ATLAS top tagging open data set with systematic uncertainties

Name: ATLAS top tagging open data set with systematic uncertainties
Creator: ATLAS collaboration
Published: 2024

ATLAS collaboration

Cite as: ATLAS collaboration (2024). ATLAS top tagging open data set with systematic uncertainties. CERN Open Data Portal. DOI:10.7483/OPENDATA.ATLAS.SOAY.LABE

Dataset Derived Simulated Datascience ATLAS CERN-LHC

Description

Boosted top tagging is an essential binary classification task for experiments at the Large Hadron Collider (LHC) to measure the properties of the top quark. The ATLAS Top Tagging Open Data Set is a publicly available dataset for the development of Machine Learning (ML) based boosted top tagging algorithms. The dataset consists of a nominal piece used for the training and evaluation of algorithms, and a systematic piece used for estimating the size of systematic uncertainties produced by an algorithm. The nominal data are is split into two orthogonal sets, named train and test. The systematic varied data is split into many more pieces that should only be used for evaluation in most cases. Both nominal sets are composed of equal parts signal (jets initiated by a boosted top quark) and background (jets initiated by light quarks or gluons).

A brief overview of these datasets is as follows. For more detailed information see arxiv:2047.20127.
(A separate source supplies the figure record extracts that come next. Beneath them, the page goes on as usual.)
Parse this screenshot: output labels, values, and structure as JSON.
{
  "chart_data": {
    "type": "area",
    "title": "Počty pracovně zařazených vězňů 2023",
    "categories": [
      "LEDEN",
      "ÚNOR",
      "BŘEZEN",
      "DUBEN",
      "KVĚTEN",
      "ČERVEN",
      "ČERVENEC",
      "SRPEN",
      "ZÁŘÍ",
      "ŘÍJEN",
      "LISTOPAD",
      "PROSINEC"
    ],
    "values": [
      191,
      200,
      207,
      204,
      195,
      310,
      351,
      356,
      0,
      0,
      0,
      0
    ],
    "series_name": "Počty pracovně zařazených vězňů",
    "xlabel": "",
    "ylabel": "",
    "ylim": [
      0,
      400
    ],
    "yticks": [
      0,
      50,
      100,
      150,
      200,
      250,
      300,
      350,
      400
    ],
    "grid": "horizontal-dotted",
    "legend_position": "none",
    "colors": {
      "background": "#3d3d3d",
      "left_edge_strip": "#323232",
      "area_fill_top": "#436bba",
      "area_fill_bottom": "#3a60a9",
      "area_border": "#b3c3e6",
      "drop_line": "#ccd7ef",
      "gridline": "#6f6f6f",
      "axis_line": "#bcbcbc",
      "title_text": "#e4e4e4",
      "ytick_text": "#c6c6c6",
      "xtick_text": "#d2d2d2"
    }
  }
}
train_nominal - 92,820,427 jets, equal parts signal and background
test_nominal - 10,306,813 jets, equal parts signal and background
esup - 10,032,472 jets with the cluster energy scale up systematic variation active, equal parts signal and background
esdown - 10,032,472 jets with the cluster energy scale down systematic variation active, equal parts signal and background
cer - 10,040,653 jets with the cluster energy resolution systematic variation active, equal parts signal and background
cpos - 10,032,472 jets with the cluster energy position systematic variation active, equal parts signal and background
teg - 7,421,204 jets with the track efficiency global systematic variation active, 30% signal jets
tej - 7,017,046 jets with the track efficiency in jets systematic variation active, 32% signal jets
tfl - 5,907,310 jets with the track fake rate loose systematic variation active, 18% signal jets
tfj - 6,977,371 jets with the track fake rate in jets systematic variation active, 32% signal jets
bias - 10,011,330 jets with the track bias systematic variation active, 52% signal jets
ttbar_pythia - 193,792 jets from Pythia simulated events containing Standard Model top-anti top quark pair production, all signal jets
ttbar_herwig - 180,811 jets from Herwig simulated events containing Standard Model top-anti top quark pair production, all signal jets
cluster - 5,000,004 jets simulated using the Sherpa cluster based hadronization model, all background jets
string - 5,000,001 jets simulated using the Lund string based hadronization model, all background jets
angular - 4,900,000 jets simulated using the Herwig angular ordered parton shower model, all background jets
dipole - 4,900,000 jets simulated using the Herwig dipole parton shower model, all background jets

For each jet, the datasets contain:

The four vectors of constituent particles
15 high level summary quantities evaluated on the jet
The four vector of the whole jet
A training weight (nominal only)
PYTHIA shower weights (nominal only)
A signal (1) vs background (0) label

There are two rules for using this data set: the contribution to a loss function from any jet should always be weighted by the training weight, and any performance claim is incomplete without an estimate of the systematic uncertainties via the method illustrated in this repository. The ideal model shows high performance but also small systematic uncertainties.

Dataset characteristics

205774178 events. 2020 files. 170.3 GiB in total.

External links

ATLAS paper arxiv:2047.20127

How can you use these data?

This dataset supersedes an earlier data release which did not include data for estimating systematic uncertainties.

A detailed explanation of this dataset, with examples demonstrating how to train a tagger and assess systematic uncertainties, is provided in the this repository.

If this dataset is used in a publication, please cite this dataset record along with the accompanying paper arxiv:2047.20127.

Files and indexes

Disclaimer

These open data are released under the Creative Commons Zero v1.0 Universal license.

Neither the experiment(s) ( ATLAS ) nor CERN endorse any works, scientific or otherwise, produced using these data.

This release has a unique DOI that you are requested to cite in any applications or publications.